Pamela swallowed a sob.

“’Tis over and done with now, Mr. Bellairs. Let me forget.”

She tried to rise, but he caught a fold of her dress.

“One moment more, if you have a woman’s heart. Nay, you see how anxious I am not to presume. I will go on my knees if you like. Oh, Pamela, when I went to pay back my Lord his ninety-seven pound ten, out of that pocketful of money you know of, and he stared at me, and: ‘Why, man,’ says he, ‘I never thought to see you this morning! Her Ladyship was in one of her bad ways, and sure, if it was I had been in the sponging house, she’d not have out with a farthing! I’ve been but waiting for a better moment,’ says he. ‘Then who, in the name o’ God?’ cries I, cutting him short. Pamela, I lost no time in making my congé to my Lord, and I ran all the way to that fellow Jobbins—I promise you! ‘For I’ll get to the bottom of this,’ I cried. ‘And ’twas a lady veiled,’ quoth he, and stuck to it, and the fool that I am, must needs think my cousin Kitty was playing a sort of game with me; ashamed not to pay for me, but, the stingy thing! mortal afraid lest I should ask her again! And I went back again to Hertford Street to make a further exhibition of myself.”

Here Pamela could not keep from laughter.

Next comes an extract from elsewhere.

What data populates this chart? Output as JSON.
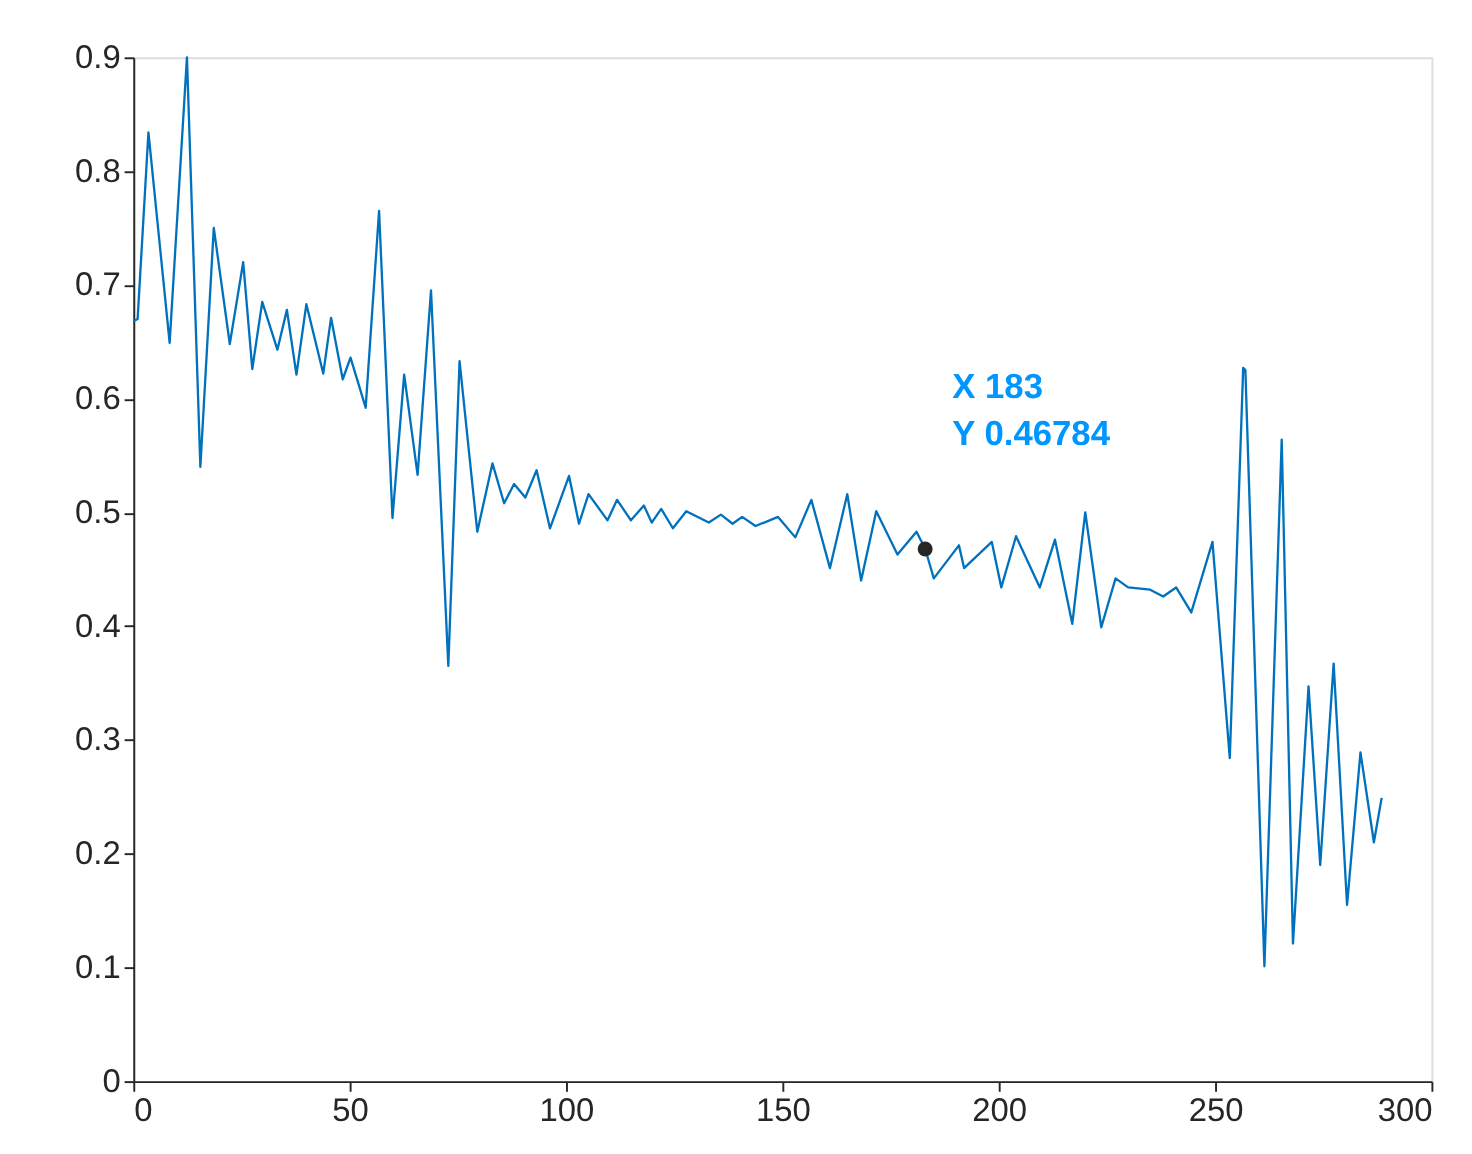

“You laugh! ’Tis all I deserve. Indeed, ’twas a monstrous absurd scene. But my Lady pretty soon convinced me that the magnanimity I ascribed to her was unknown to that bit of strass she calls her heart. By the Lord, I think I was mad that morning altogether! I hardly know how I got out of Hertford Street once more, and all the way down to Jobbins, for the thought had dawned! I’ve not so many friends, you see, Pamela! ‘A tall, fine figure of a lady,’ says he, ‘stepping as clean as your own sorrel filly, Mr. Jocelyn. And I caught,’ says he, ‘a gleam of hair under the veil—now, if you’ll run your eye down the row in there,’ says he, jerking his thumb towards his stables, ‘you’ll see, third from the door, a bit of a gloss on a hack’s back that’s just the same colour.’ And so I knew,” added Jocelyn, with a sudden drop from his tone of mimicry, into accents of real emotion.

Pamela set her teeth upon her trembling lip. She made a desperate effort after her usual fine air of independence.